Topgolf Callaway Brands Corp. (“Topgolf Callaway Brands” or the “Company”) prioritizes the protection of data in its care and is committed to the ongoing enhancement of its cybersecurity and privacy capabilities, as discussed below.
Board Oversight
The Board of Directors of the Company (the “Board”) understands the importance of information technology, cybersecurity, and privacy. A majority of the members of the Board, one of which has a CERT Certificate in Cybersecurity Oversight from the Carnegie Mellon University Software Engineering Institute, have information security experience. The Company’s cybersecurity team, which includes the Senior Vice President of Global IT and the Senior Director of Global Information Security, updates the Audit Committee of the Board at least twice per year regarding IT and cybersecurity strategy and risks specific to the Company.
Compliance and Risk Mitigation Activities
The Company conducts annual Sarbanes Oxley 404 audits, maintains its compliance with the Payment Card Industry Data Security Standard (“PCI-DSS”), and engages an industry-leading, third-party audit firm to perform regular cybersecurity assessments using the National Institute of Standards and Technology Cybersecurity Framework (“NIST CSF”) for all of the Company’s global brands and subsidiaries, benchmarked against peers in the manufacturing, retail, and entertainment industries. The Company’s cybersecurity team works closely with the Company’s external auditors to prioritize and remediate findings from the NIST CSF assessments, and has consistently improved the Company’s NIST CSF cybersecurity score year-over-year since 2014.
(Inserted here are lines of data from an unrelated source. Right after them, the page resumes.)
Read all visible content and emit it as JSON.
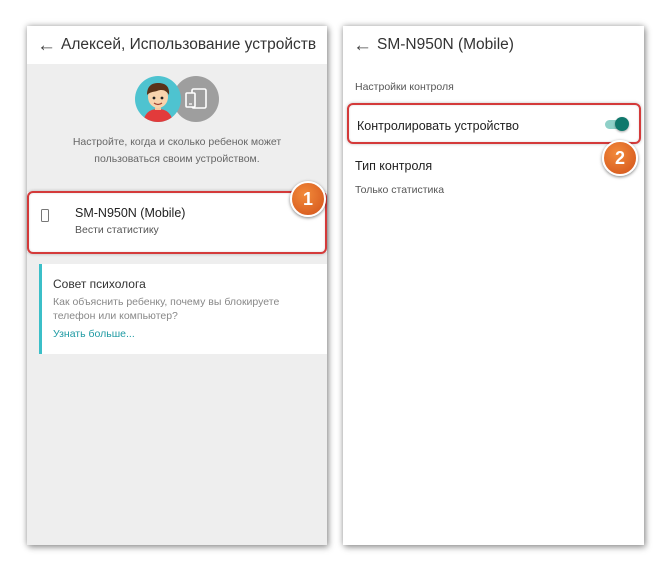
{
  "left_screen": {
    "back_icon": "←",
    "title": "Алексей, Использование устройств",
    "illustration": {
      "avatar_icon": "child-avatar-icon",
      "devices_icon": "devices-icon",
      "colors": {
        "avatar_bg": "#4ec3d0",
        "devices_bg": "#9e9e9e"
      }
    },
    "intro_text": "Настройте, когда и сколько ребенок может пользоваться своим устройством.",
    "device": {
      "icon": "phone-icon",
      "name": "SM-N950N (Mobile)",
      "subtitle": "Вести статистику"
    },
    "tip": {
      "title": "Совет психолога",
      "body": "Как объяснить ребенку, почему вы блокируете телефон или компьютер?",
      "link": "Узнать больше..."
    },
    "callout_number": "1"
  },
  "right_screen": {
    "back_icon": "←",
    "title": "SM-N950N (Mobile)",
    "section_label": "Настройки контроля",
    "control_label": "Контролировать устройство",
    "control_enabled": true,
    "type_label": "Тип контроля",
    "type_value": "Только статистика",
    "callout_number": "2"
  },
  "colors": {
    "accent_teal": "#10786c",
    "link_teal": "#1e9aa3",
    "highlight_red": "#d43a3a",
    "badge_orange": "#e06a28"
  }
}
The Company also engages with leading, third-party law, cybersecurity, consulting, and forensics firms to protect against information security incidents. This includes staying up to date on the cybersecurity threat landscape and high-profile risks, including but not limited to ransomware trends, nation-state activity, and insider threats, and taking proactive steps to address such threats by assessing and implementing appropriate cybersecurity tools and procedures on an ongoing basis. The Company also helps mitigate such risks by requiring employees at all global brands and subsidiaries to complete, on at least an annual basis, information security and privacy awareness trainings.
The Company has not experienced a significant information security incident in the last three years, and net expenses related to security incidents are immaterial relative to the Company’s total revenue. Furthermore, the Company has not been assessed with or paid out penalties or settlements over the last three years related to information security incidents.